Le défi d’OpenAI face à Google

Sam Altman, le PDG d’OpenAI, a récemment partagé dans un mémo interne que Google rattrape rapidement OpenAI sur le plan technologique grâce à son nouveau modèle, Gemini 3. Bien que cela soit un problème immédiat, la véritable inquiétude d’OpenAI réside dans la nécessité de construire sa propre infrastructure avant que le marché ne se stabilise ou ne connaisse un retournement.

Pourquoi cette situation est-elle critique ?

OpenAI prévoit de dépenser plus de 100 milliards de dollars dans sa quête de l’intelligence générale artificielle (AGI), mais se trouve à la merci de partenaires comme Microsoft pour les serveurs et NVIDIA pour les puces. Contrairement à cela, Google bénéficie déjà d’une infrastructure solide avec ses unités de traitement tensoriel (TPUs) et génère environ 70 milliards de dollars de flux de trésorerie libre annuels grâce à des services établis comme Google Search et YouTube.

La course contre la montre

OpenAI fait face à une situation paradoxale. Si les investissements dans l’IA diminuent d’ici 2026 ou 2027, elle risque de ne pas avoir achevé sa transition vers une autosuffisance. Cette situation pourrait la rendre vulnérable face à des fournisseurs coûteux et nuire à sa capacité de concurrence.

En revanche, si l’engouement pour l’IA perdure jusqu’en 2030 ou au-delà, OpenAI pourrait atteindre le seuil d’autonomie, possédant ses propres puces et centres de données, ce qui lui offrirait une plus grande flexibilité financière.

Les enjeux financiers

Les projections d’OpenAI montrent une croissance exponentielle, passant de revenus quasi inexistants en 2022 à 13 milliards de dollars cette année, avec un objectif ambitieux de 200 milliards de dollars d’ici 2030. Pour y parvenir, elle devra multiplier par 13 ses revenus en moins de cinq ans, tout en prévoyant de dépenser jusqu’à 90 milliards de dollars en Recherche et Développement.

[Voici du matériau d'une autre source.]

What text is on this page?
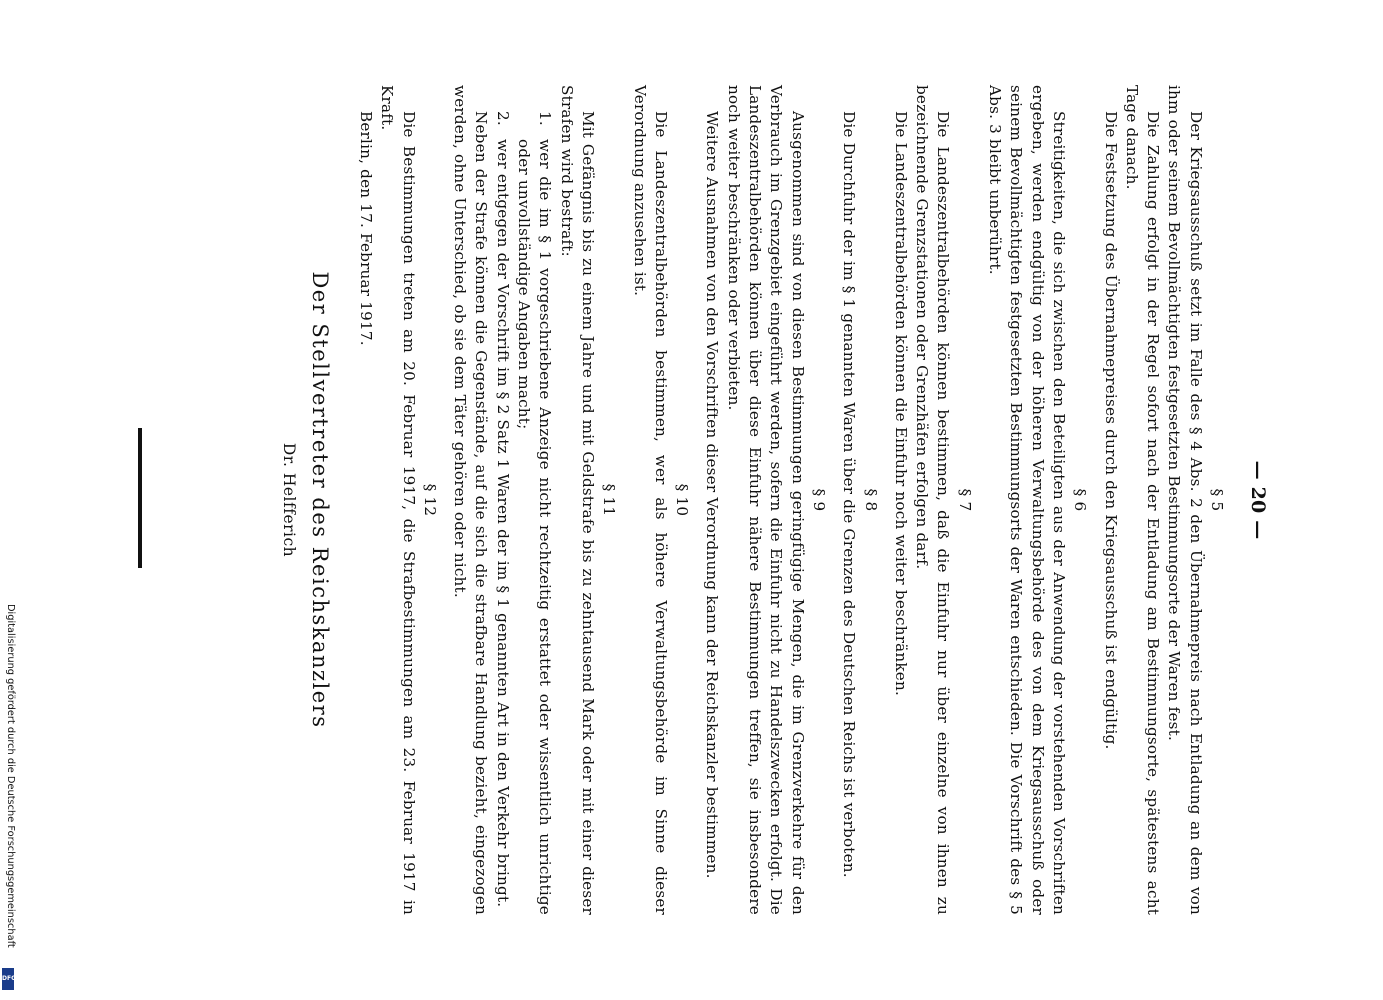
— 20 —
§ 5

Der Kriegsausschuß setzt im Falle des § 4 Abs. 2 den Übernahmepreis nach Entladung an dem von ihm oder seinem Bevollmächtigten festgesetzten Bestimmungsorte der Waren fest.

Die Zahlung erfolgt in der Regel sofort nach der Entladung am Bestimmungsorte, spätestens acht Tage danach.

Die Festsetzung des Übernahmepreises durch den Kriegsausschuß ist endgültig.

§ 6

Streitigkeiten, die sich zwischen den Beteiligten aus der Anwendung der vorstehenden Vorschriften ergeben, werden endgültig von der höheren Verwaltungsbehörde des von dem Kriegsausschuß oder seinem Bevollmächtigten festgesetzten Bestimmungsorts der Waren entschieden. Die Vorschrift des § 5 Abs. 3 bleibt unberührt.

§ 7

Die Landeszentralbehörden können bestimmen, daß die Einfuhr nur über einzelne von ihnen zu bezeichnende Grenzstationen oder Grenzhäfen erfolgen darf.

Die Landeszentralbehörden können die Einfuhr noch weiter beschränken.

§ 8

Die Durchfuhr der im § 1 genannten Waren über die Grenzen des Deutschen Reichs ist verboten.

§ 9

Ausgenommen sind von diesen Bestimmungen geringfügige Mengen, die im Grenzverkehre für den Verbrauch im Grenzgebiet eingeführt werden, sofern die Einfuhr nicht zu Handelszwecken erfolgt. Die Landeszentralbehörden können über diese Einfuhr nähere Bestimmungen treffen, sie insbesondere noch weiter beschränken oder verbieten.

Weitere Ausnahmen von den Vorschriften dieser Verordnung kann der Reichskanzler bestimmen.

§ 10

Die Landeszentralbehörden bestimmen, wer als höhere Verwaltungsbehörde im Sinne dieser Verordnung anzusehen ist.

§ 11

Mit Gefängnis bis zu einem Jahre und mit Geldstrafe bis zu zehntausend Mark oder mit einer dieser Strafen wird bestraft:

1.
wer die im § 1 vorgeschriebene Anzeige nicht rechtzeitig erstattet oder wissentlich unrichtige oder unvollständige Angaben macht;
2.
wer entgegen der Vorschrift im § 2 Satz 1 Waren der im § 1 genannten Art in den Verkehr bringt.

Neben der Strafe können die Gegenstände, auf die sich die strafbare Handlung bezieht, eingezogen werden, ohne Unterschied, ob sie dem Täter gehören oder nicht.

§ 12

Die Bestimmungen treten am 20. Februar 1917, die Strafbestimmungen am 23. Februar 1917 in Kraft.

Berlin, den 17. Februar 1917.

Der Stellvertreter des Reichskanzlers
Dr. Helfferich
Digitalisierung gefördert durch die Deutsche Forschungsgemeinschaft
DFG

Les défis structurels et la concurrence

OpenAI ne dispose pas d’un “moat” durable, ces avantages défensifs qui permettent de protéger les entreprises des concurrents. Ainsi, chaque avancée majeure est rapidement répliquée par d’autres laboratoires. La seule possibilité d’OpenAI de maintenir un avantage compétitif réside dans le contrôle de ses coûts d’infrastructure. Sans cela, elle risque de devenir un simple intermédiaire entre l’utilisateur final et ceux qui détiennent les ressources matérielles nécessaires.

Les enjeux avec Google et Anthropic

Google continue de représenter une menace avec des avantages structurels clairs, comme sa capacité à soutenir des pertes financières sur le long terme dans le domaine de l’IA. En comparaison, OpenAI dépend fortement des financements externes

. Son récent partenariat avec Oracle vise à développer des composants de centres de données pour renforcer sa position. Cependant, la pression reste forte, et la société doit combiner des objectifs de recherche, d’infrastructure et de produits en simultané, une tâche qui semble de plus en plus ardue.

Conclusion : L’avenir d’OpenAI en question

La question cruciale n’est pas simplement de savoir si OpenAI peut rivaliser sur le plan technologique avec Google. Il s’agit plutôt de savoir si elle peut survivre financièrement suffisamment longtemps pour ne plus dépendre d’autrui. Avec une concurrence accrue et des objectifs ambitieux, la course contre la montre pour OpenAI est loin d’être terminée.